Challenges Nigeria faces in its effort to deepen the domestic gas market.
Let me talk about the four challenges of energy access in Africa: accessibility, affordability, availability, and awareness. Energy is scarce in Africa. We are addressing the biomass issue. About 35% of urban dwellings and over 80% of rural homes still use firewood, respectively. Let’s begin with accessibility. You must first make natural gas accessible if you want Nigeria to become a major consumer. Deepening gas pipelines is necessary to make natural gas more accessible.
Extending the distribution networks to all of Nigeria. The Ajaokuta-Kaduna-Kano (AKK) pipeline is commendable since it would expand gas supplies and open up the hinterland. You must also make the liquefied petroleum gas (LPG) product available. The DOMGAS project of NLNG has increased LPG accessibility. Accessibility is the next problem that needs to be solved. These goods must be available to the public. The cylinders must be reachable. The conversion kits are required if you want someone to drive a natural gas car that wasn’t made that way from the factory.
LPG means providing cylinders for homes to be able to access the product.
Simply put, it entails delivering cylinders so that homes can obtain LPG. The government should concentrate on these important policy issues. I’ve spoken with the mid-stream and downstream infrastructure fund’s management, and they want to solve this issue in particular.
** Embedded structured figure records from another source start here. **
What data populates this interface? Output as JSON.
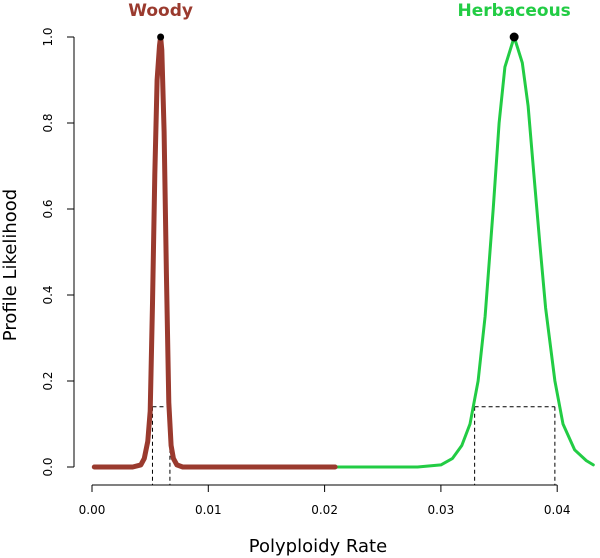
{
  "chart_data": {
    "type": "line",
    "xlabel": "Polyploidy Rate",
    "ylabel": "Profile Likelihood",
    "xlim": [
      0.0,
      0.043
    ],
    "ylim": [
      0.0,
      1.0
    ],
    "x_ticks": [
      "0.00",
      "0.01",
      "0.02",
      "0.03",
      "0.04"
    ],
    "y_ticks": [
      "0.0",
      "0.2",
      "0.4",
      "0.6",
      "0.8",
      "1.0"
    ],
    "grid": false,
    "series": [
      {
        "name": "Woody",
        "color": "#9a3a2e",
        "label_color": "#9a3a2e",
        "peak": {
          "x": 0.0059,
          "y": 1.0
        },
        "interval": {
          "lower": 0.0052,
          "upper": 0.0067,
          "level": 0.14
        },
        "x": [
          0.0002,
          0.0035,
          0.0042,
          0.0045,
          0.0048,
          0.005,
          0.0052,
          0.0054,
          0.0056,
          0.0058,
          0.0059,
          0.006,
          0.0062,
          0.0064,
          0.0066,
          0.0068,
          0.007,
          0.0073,
          0.0078,
          0.009,
          0.0209
        ],
        "values": [
          0.0,
          0.0,
          0.005,
          0.02,
          0.06,
          0.13,
          0.38,
          0.68,
          0.9,
          0.98,
          1.0,
          0.97,
          0.78,
          0.45,
          0.15,
          0.05,
          0.02,
          0.005,
          0.0,
          0.0,
          0.0
        ]
      },
      {
        "name": "Herbaceous",
        "color": "#22cc44",
        "label_color": "#22cc44",
        "peak": {
          "x": 0.0363,
          "y": 1.0
        },
        "interval": {
          "lower": 0.0329,
          "upper": 0.0398,
          "level": 0.14
        },
        "x": [
          0.0209,
          0.028,
          0.03,
          0.031,
          0.0318,
          0.0325,
          0.0332,
          0.0338,
          0.0345,
          0.035,
          0.0355,
          0.0363,
          0.037,
          0.0375,
          0.038,
          0.0385,
          0.039,
          0.0398,
          0.0405,
          0.0415,
          0.0425,
          0.0431
        ],
        "values": [
          0.0,
          0.0,
          0.005,
          0.02,
          0.05,
          0.1,
          0.2,
          0.35,
          0.6,
          0.8,
          0.93,
          1.0,
          0.94,
          0.84,
          0.68,
          0.52,
          0.37,
          0.2,
          0.1,
          0.04,
          0.015,
          0.005
        ]
      }
    ]
  }
}
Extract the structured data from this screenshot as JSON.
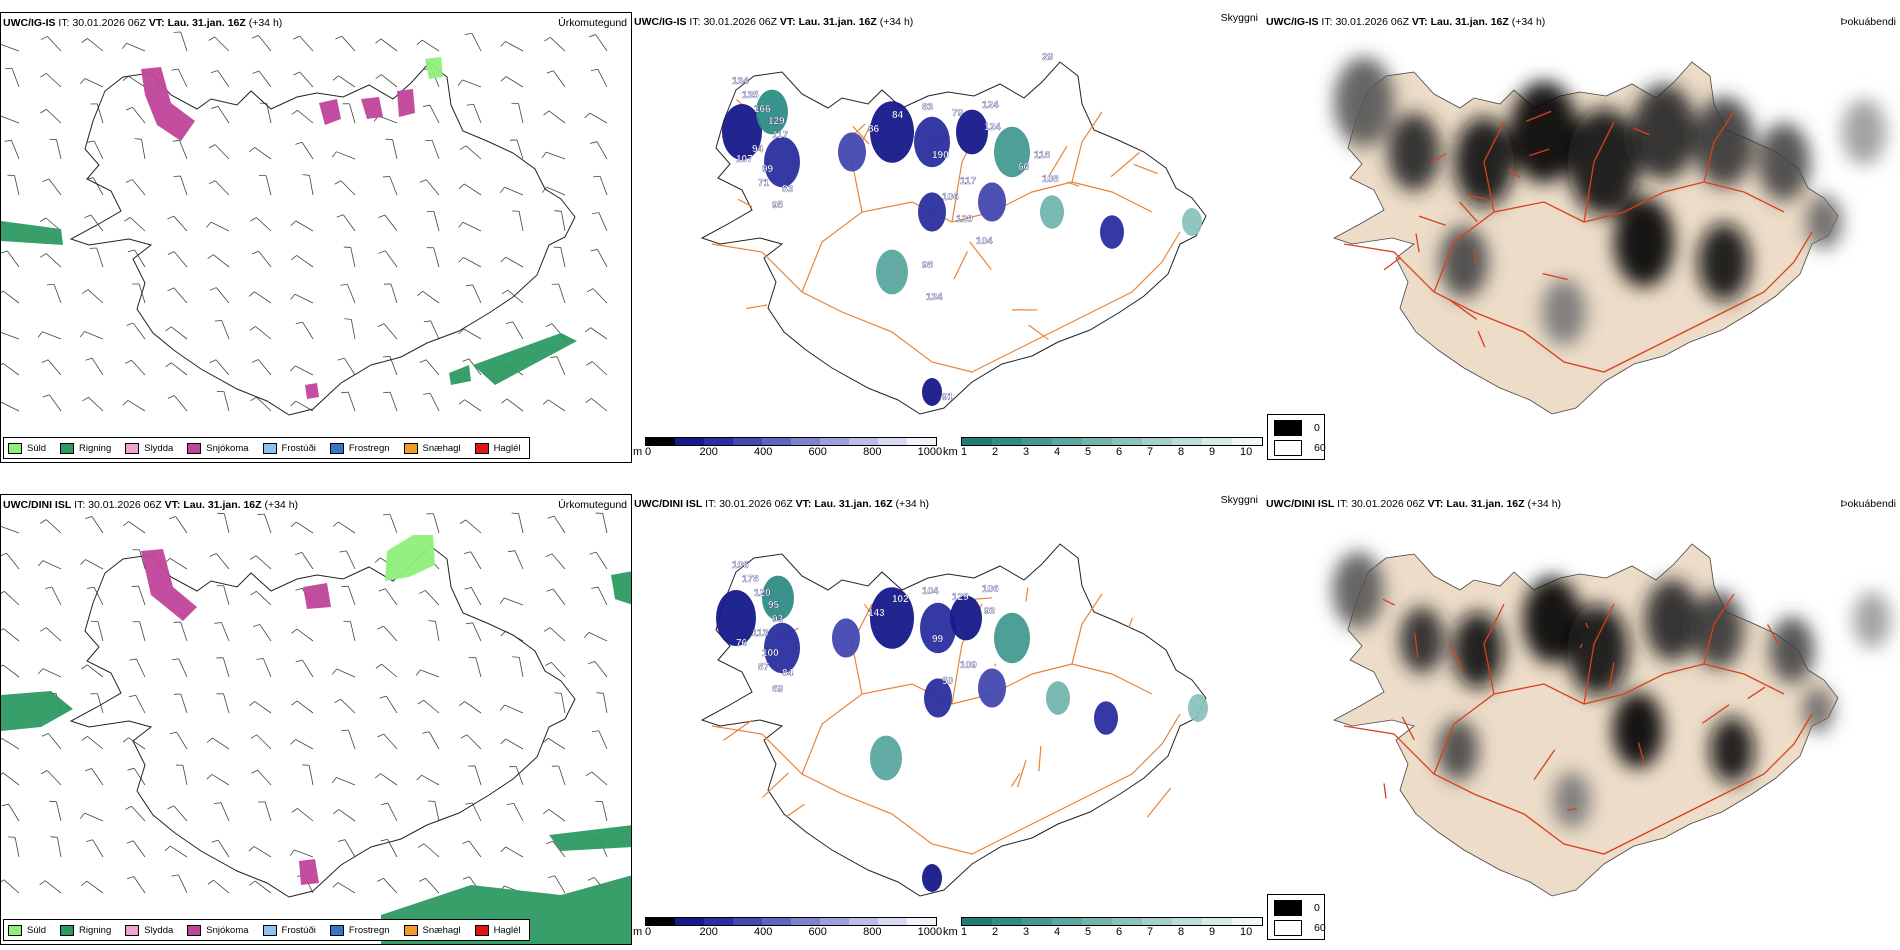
{
  "rows": [
    {
      "model": "UWC/IG-IS",
      "it_label": "IT:",
      "it_value": "30.01.2026 06Z",
      "vt_label": "VT:",
      "vt_value": "Lau. 31.jan. 16Z",
      "lead": "(+34 h)"
    },
    {
      "model": "UWC/DINI ISL",
      "it_label": "IT:",
      "it_value": "30.01.2026 06Z",
      "vt_label": "VT:",
      "vt_value": "Lau. 31.jan. 16Z",
      "lead": "(+34 h)"
    }
  ],
  "panels": {
    "precip_type_title": "Úrkomutegund",
    "cloud_base_title": "Skyggni",
    "fog_title": "Þokuábendi"
  },
  "precip_legend": [
    {
      "label": "Súld",
      "color": "#8ef07a"
    },
    {
      "label": "Rigning",
      "color": "#2e9a62"
    },
    {
      "label": "Slydda",
      "color": "#f0a3cf"
    },
    {
      "label": "Snjókoma",
      "color": "#c0459a"
    },
    {
      "label": "Frostúði",
      "color": "#8ec2ee"
    },
    {
      "label": "Frostregn",
      "color": "#3c74c4"
    },
    {
      "label": "Snæhagl",
      "color": "#ef9b25"
    },
    {
      "label": "Haglél",
      "color": "#e01515"
    }
  ],
  "ceiling_scale": {
    "unit": "m",
    "ticks": [
      "0",
      "200",
      "400",
      "600",
      "800",
      "1000"
    ],
    "colors": [
      "#000000",
      "#16198a",
      "#2a2e9e",
      "#4348b0",
      "#5f64bf",
      "#7f83cd",
      "#9da0db",
      "#bcbee8",
      "#d9daf3",
      "#f2f2fb"
    ]
  },
  "visibility_scale": {
    "unit": "km",
    "ticks": [
      "1",
      "2",
      "3",
      "4",
      "5",
      "6",
      "7",
      "8",
      "9",
      "10"
    ],
    "colors": [
      "#1f7f78",
      "#2f8d85",
      "#449a92",
      "#5aa8a0",
      "#72b5ad",
      "#8ac3bc",
      "#a3d0ca",
      "#bcdeda",
      "#d5ebe8",
      "#eef7f6"
    ]
  },
  "fog_scale": {
    "ticks": [
      "0",
      "60"
    ],
    "colors": [
      "#000000",
      "#ffffff"
    ]
  },
  "station_labels": {
    "top": [
      "134",
      "135",
      "166",
      "129",
      "117",
      "94",
      "107",
      "99",
      "71",
      "83",
      "95",
      "86",
      "84",
      "83",
      "79",
      "124",
      "124",
      "190",
      "106",
      "117",
      "120",
      "104",
      "98",
      "134",
      "60",
      "118",
      "108",
      "91",
      "29"
    ],
    "bottom": [
      "106",
      "178",
      "120",
      "95",
      "93",
      "113",
      "76",
      "100",
      "87",
      "84",
      "69",
      "143",
      "102",
      "104",
      "129",
      "106",
      "93",
      "99",
      "50",
      "109"
    ]
  },
  "colors": {
    "coast": "#222222",
    "roads_orange": "#e8843a",
    "roads_red": "#d9401c",
    "land_beige": "#ecdcc8",
    "rivers": "#8aa0e6"
  }
}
By establishing the midstream and downstream gas infrastructure fund to close the infrastructure deficit in the nation and promote accessibility, the Petroleum Industry Act (PIA) is spot on. Affordability is the third and most significant obstacle to converting Africa to cleaner energy.
Costs have increased over the previous 12 months. According to an assessment of Nigerian households conducted by the African Clean Cooking Alliance between 2020 and 2021, monthly household spending in Nigeria is between N2,000 and N3,000. Take a look back to 2015, when a KPMG survey revealed that Nigerians who used LPG were willing to spend N2,000 on it. The average cost per cylinder between 2010 and 2015 ranged from N2, 000 to N3, 000. LPG is currently N10,000. A significant barrier is cost; most people cannot purchase conversion kits. The government needs to figure out a means to distribute that conversion kit.
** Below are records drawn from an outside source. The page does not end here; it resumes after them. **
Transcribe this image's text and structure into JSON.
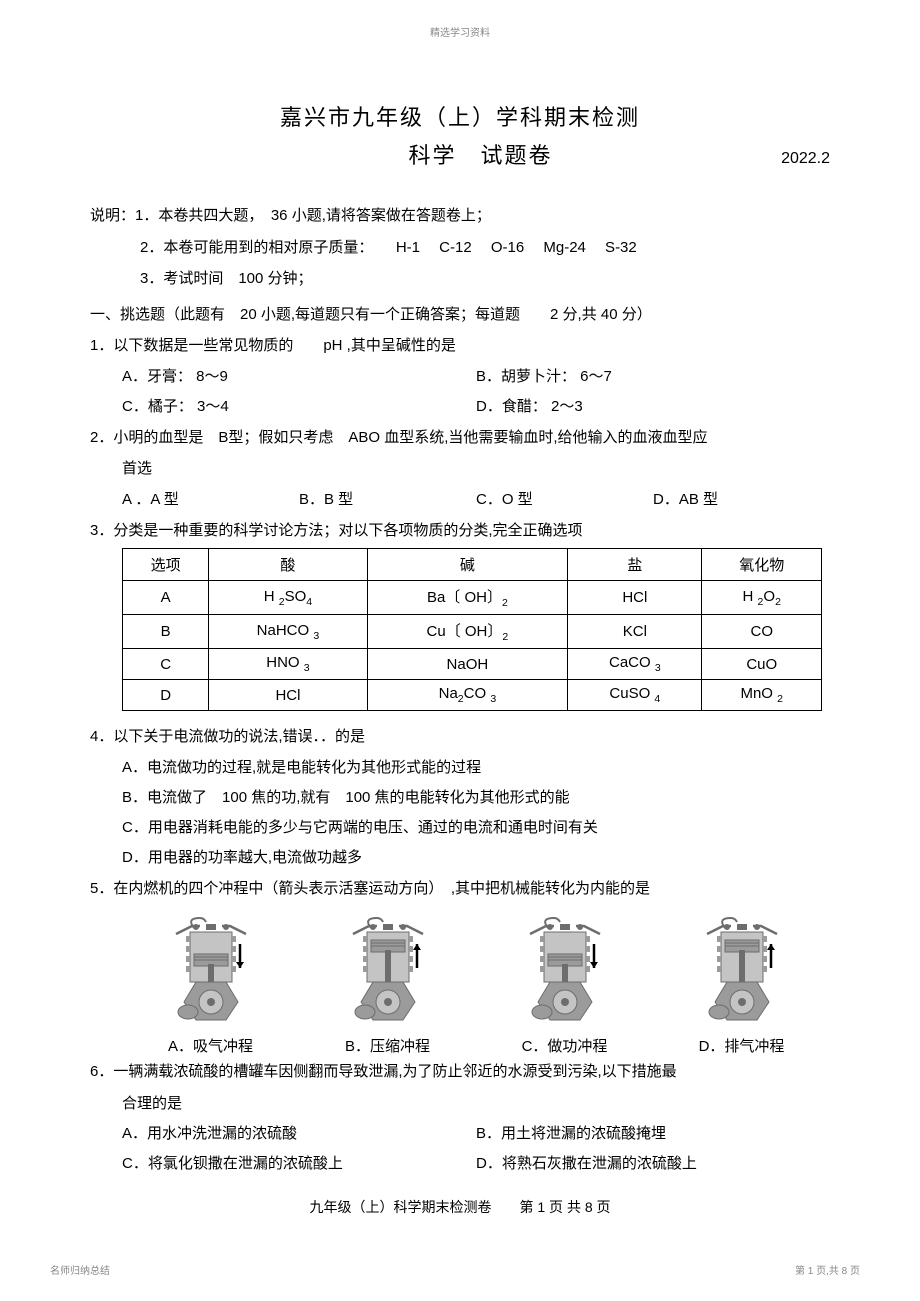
{
  "watermark_top": "精选学习资料",
  "title_line1": "嘉兴市九年级（上）学科期末检测",
  "title_line2": "科学　试题卷",
  "exam_date": "2022.2",
  "instructions": {
    "line1": "说明：1．本卷共四大题，　36 小题,请将答案做在答题卷上；",
    "line2": "2．本卷可能用到的相对原子质量：　　H-1　 C-12　 O-16　 Mg-24　 S-32",
    "line3": "3．考试时间　100 分钟；"
  },
  "section_a": "一、挑选题（此题有　20 小题,每道题只有一个正确答案；每道题　　2 分,共 40 分）",
  "q1": {
    "stem": "1．以下数据是一些常见物质的　　pH ,其中呈碱性的是",
    "a": "A．牙膏： 8～9",
    "b": "B．胡萝卜汁： 6～7",
    "c": "C．橘子： 3～4",
    "d": "D．食醋： 2～3"
  },
  "q2": {
    "stem": "2．小明的血型是　B型；假如只考虑　ABO 血型系统,当他需要输血时,给他输入的血液血型应",
    "stem2": "首选",
    "a": "A ．A 型",
    "b": "B．B 型",
    "c": "C．O 型",
    "d": "D．AB 型"
  },
  "q3": {
    "stem": "3．分类是一种重要的科学讨论方法；对以下各项物质的分类,完全正确选项",
    "table": {
      "headers": [
        "选项",
        "酸",
        "碱",
        "盐",
        "氧化物"
      ],
      "rows": [
        [
          "A",
          "H 2SO4",
          "Ba〔 OH〕2",
          "HCl",
          "H 2O2"
        ],
        [
          "B",
          "NaHCO 3",
          "Cu〔 OH〕2",
          "KCl",
          "CO"
        ],
        [
          "C",
          "HNO 3",
          "NaOH",
          "CaCO 3",
          "CuO"
        ],
        [
          "D",
          "HCl",
          "Na2CO 3",
          "CuSO 4",
          "MnO 2"
        ]
      ]
    }
  },
  "q4": {
    "stem": "4．以下关于电流做功的说法,错误．．的是",
    "a": "A．电流做功的过程,就是电能转化为其他形式能的过程",
    "b": "B．电流做了　100 焦的功,就有　100 焦的电能转化为其他形式的能",
    "c": "C．用电器消耗电能的多少与它两端的电压、通过的电流和通电时间有关",
    "d": "D．用电器的功率越大,电流做功越多"
  },
  "q5": {
    "stem": "5．在内燃机的四个冲程中（箭头表示活塞运动方向）　,其中把机械能转化为内能的是",
    "a": "A．吸气冲程",
    "b": "B．压缩冲程",
    "c": "C．做功冲程",
    "d": "D．排气冲程"
  },
  "q6": {
    "stem": "6．一辆满载浓硫酸的槽罐车因侧翻而导致泄漏,为了防止邻近的水源受到污染,以下措施最",
    "stem2": "合理的是",
    "a": "A．用水冲洗泄漏的浓硫酸",
    "b": "B．用土将泄漏的浓硫酸掩埋",
    "c": "C．将氯化钡撒在泄漏的浓硫酸上",
    "d": "D．将熟石灰撒在泄漏的浓硫酸上"
  },
  "footer_page": "九年级（上）科学期末检测卷　　第 1 页 共 8 页",
  "bottom_left": "名师归纳总结",
  "bottom_right": "第 1 页,共 8 页",
  "engine_svg_colors": {
    "body": "#9b9b9b",
    "dark": "#6d6d6d",
    "light": "#c4c4c4",
    "arrow": "#000000"
  },
  "engine_arrow_directions": [
    "down",
    "up",
    "down",
    "up"
  ]
}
The amount of a cylinder is between N20,000 and N30,000.
A fee on the consumption of petroleum and gas products, which amounts to 0.5 percent, will be allocated to the Nigerian mid-stream and downstream gas infrastructure fund. Therefore, the infrastructure for gas is already being paid for by individuals. Since the Petroleum Industry Act includes a means for recovering the cost, I fail to see why the government cannot offer these conversion kits to citizens (PIA). The cylinder is similarly priced between N20,000 to N30,000. How many Nigerians, whose minimum pay is N30,000, can afford to purchase the cylinders?